This is an LRGB composition. However, no actual L exposures were made. The L here is a pseudo L, made with B+V+R+I+OIII+Ha (straight add, no normalization). Similarly, the red is a pseudo red, made with R+I+Ha. The G is made with V+OIII.

Hope you enjoy this NGC 2023, and wish everyone has a happy 2023.

Rev.B is a comparison of images taken through the Johnson B filter and the Cousins I filter. The I filter has an effective wavelength of about 800 nm. This filter looks almost completely black, because its passband is outside human's vision. However, astronomers don't call it infrared. In professional astronomy, light that can be detected by silicon-based detectors (CCD, CMOS) is called "optical" light. Only light with wavelengths too long for CCD to detect is called "infrared." So you won't hear astronomers calling I "infrared" although our eyes cannot see it.

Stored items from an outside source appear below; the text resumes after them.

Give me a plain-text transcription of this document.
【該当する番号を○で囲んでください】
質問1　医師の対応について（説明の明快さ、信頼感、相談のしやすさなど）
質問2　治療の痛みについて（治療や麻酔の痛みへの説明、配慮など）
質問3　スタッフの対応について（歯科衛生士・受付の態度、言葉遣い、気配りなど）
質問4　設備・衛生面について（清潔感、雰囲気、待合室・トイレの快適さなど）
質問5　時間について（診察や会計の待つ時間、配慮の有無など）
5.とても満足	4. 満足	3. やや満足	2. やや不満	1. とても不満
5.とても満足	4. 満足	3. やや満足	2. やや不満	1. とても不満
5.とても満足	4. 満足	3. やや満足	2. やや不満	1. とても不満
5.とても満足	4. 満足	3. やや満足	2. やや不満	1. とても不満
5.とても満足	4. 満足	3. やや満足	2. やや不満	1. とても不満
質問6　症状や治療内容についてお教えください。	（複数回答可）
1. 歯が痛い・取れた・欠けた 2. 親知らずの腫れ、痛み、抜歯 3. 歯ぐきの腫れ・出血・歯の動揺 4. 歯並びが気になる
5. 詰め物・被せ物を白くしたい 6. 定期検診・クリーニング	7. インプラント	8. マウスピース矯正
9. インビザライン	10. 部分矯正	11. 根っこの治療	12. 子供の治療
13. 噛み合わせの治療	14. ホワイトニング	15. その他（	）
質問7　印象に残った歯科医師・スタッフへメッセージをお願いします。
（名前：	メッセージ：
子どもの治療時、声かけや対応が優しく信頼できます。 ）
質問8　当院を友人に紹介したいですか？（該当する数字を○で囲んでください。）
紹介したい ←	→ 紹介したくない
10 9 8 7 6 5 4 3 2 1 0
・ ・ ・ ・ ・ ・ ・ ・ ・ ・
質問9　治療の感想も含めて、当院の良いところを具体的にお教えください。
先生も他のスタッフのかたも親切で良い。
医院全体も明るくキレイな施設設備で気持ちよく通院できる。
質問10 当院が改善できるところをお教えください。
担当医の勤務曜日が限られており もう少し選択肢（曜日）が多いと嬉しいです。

Because of the longer wavelength, I-band light can penetrate thicker layer of dust, while visible blue light can be easily absorbed by dust. This difference can be clearly seen in the B vs. I comparison in Rev.B. The I image has a total integration time of 2.5 hr, while the B image has a total integration time of 4 hr.  The B filter has a lower throughput.  So the two images have comparable amounts of received photons. Even under such a condition, the I image contains many more stars that are not detected at all in the B image. This is because those stars are behind the thick layers of dust and their blue light is absorbed by the dust. In NGC 2023, also because of the absorption effect, you can only see the surface of the nebula in B, while you can see through it in I. In the horse head region, you can see the foreground and background dust reflection in I. On the other hand, in B, you can only see the foreground because the light from the background is blocked by the foreground dust.

Hope you find these interesting.